As it nears the completion of two years in office, the Narendra Modi-led central government's record on economic issues looks mixed. In spite of a welcome recent spurt of energy, much initial promise has been belied. The government's unprecedented majority in the Lok Sabha was neutralised by its lack of control over the upper House; and the priorities of the government itself have at times seemed to be not as pro-market as some of its early supporters imagined. Given its self-imposed and external limitations, therefore, Finance Minister Arun Jaitley's reflections in an interview to this newspaper published on Monday should perhaps be seen as a welcome dose of rationality and realism. Mr Jaitley admitted that "reaching nine to 10 per cent growth is extremely difficult" when the global economy is not expanding at a reasonable rate. His agenda for his ministry was also practical and unambitious: he mentioned a series of pending legislative changes - four, including the goods and services tax - which do not add up to a disruptive programme but will no doubt make a difference.
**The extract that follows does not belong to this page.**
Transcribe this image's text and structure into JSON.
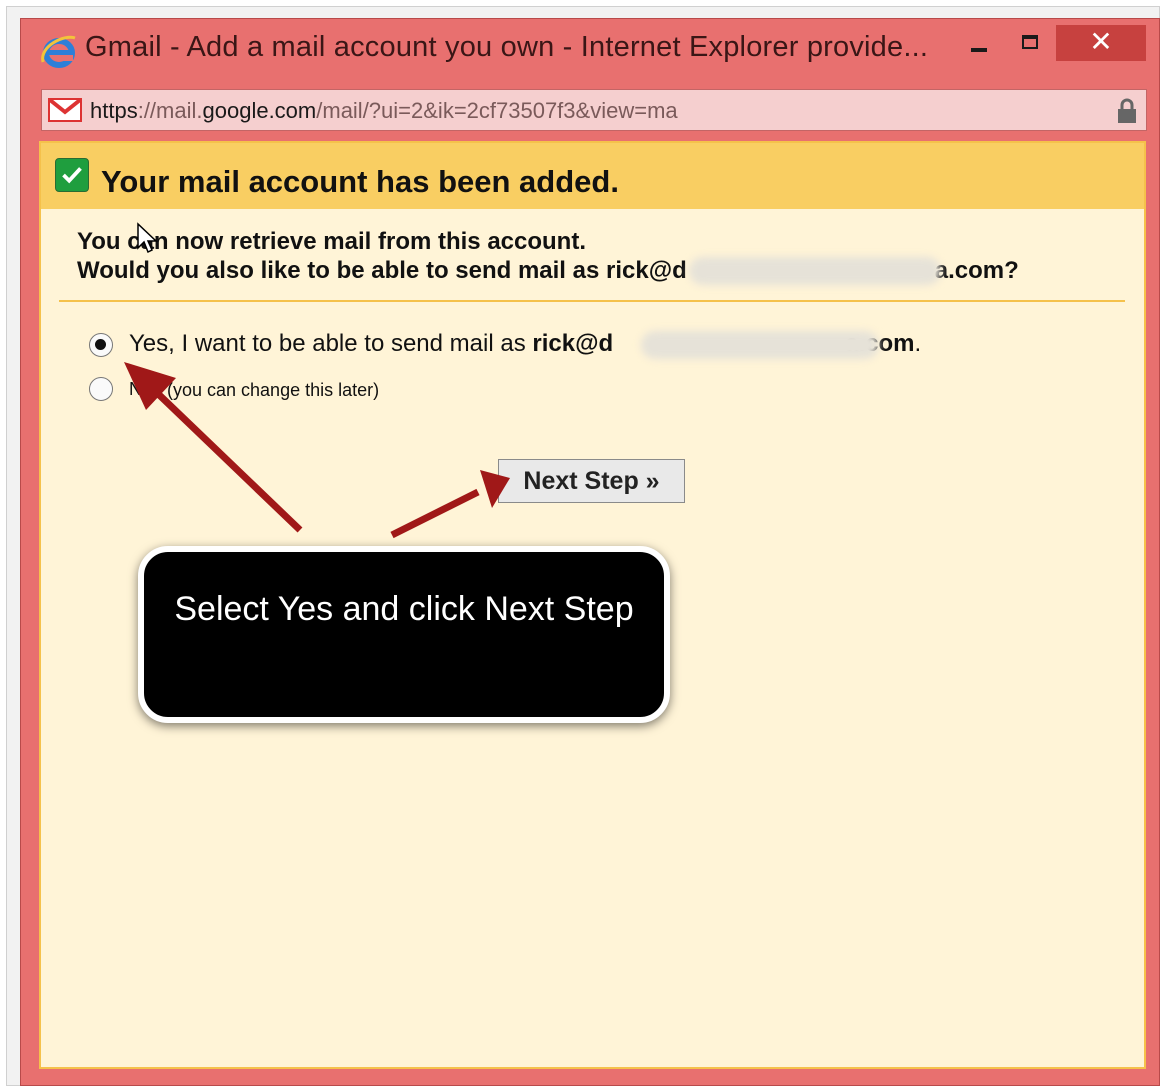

Mr Jaitley defended the absence of "big-bang" reforms under his watch, saying the government decided to go after "low-hanging fruit" like the liberalisation of foreign direct investment ceilings and the cleaning up of the natural resource economy. The finance minister in fact described some of the government's changes as "slight tweaking", a further indicator that major disruptive structural reform is no longer considered desirable. He believed that the long-term impact of the "slight tweaking" on the relevant sectors - such as coal mining - would be significantly positive. He did hint that the privatisation agenda had not been totally abandoned, and also said that changes would be brought to the nationalised banking sector. Mr Jaitley however was crystal clear that the Centre could only do so much - it could deregulate and ease permissions at its level, but "suddenly issues like land sanctions... and completion certificates arise. Then the whole thing comes to naught." He correctly identified the true open question of the coming years in economic policy terms: Would the Centre's thrust on marginal, non-disruptive easing of regulation and increasing the ease of doing business meet with equal efforts from the states? He also stressed the macro-economic achievements of the government and the fact that it has successfully changed the conversation about India globally. Part of this is due to India being one of the few places to unequivocally benefit from the crude oil and commodity price fall, though credit is also due to Mr Jaitley's successful efforts at staying on the path of fiscal consolidation and his re-commitment to continuing subsidy rationalisation.
Certainly, India would have benefited from a firm, sustained and cohesive course of structural reform. But that should have been initiated early on in the government's term, when it had its full store of political capital and a fresh mandate. Two years on, it is better perhaps to embrace a realistic conception of what has been and can be achieved, rather than to hype past achievements or to promise too much in the few years that remain before the general election cycle begins again. Mr Jaitley is right to lead this re-evaluation.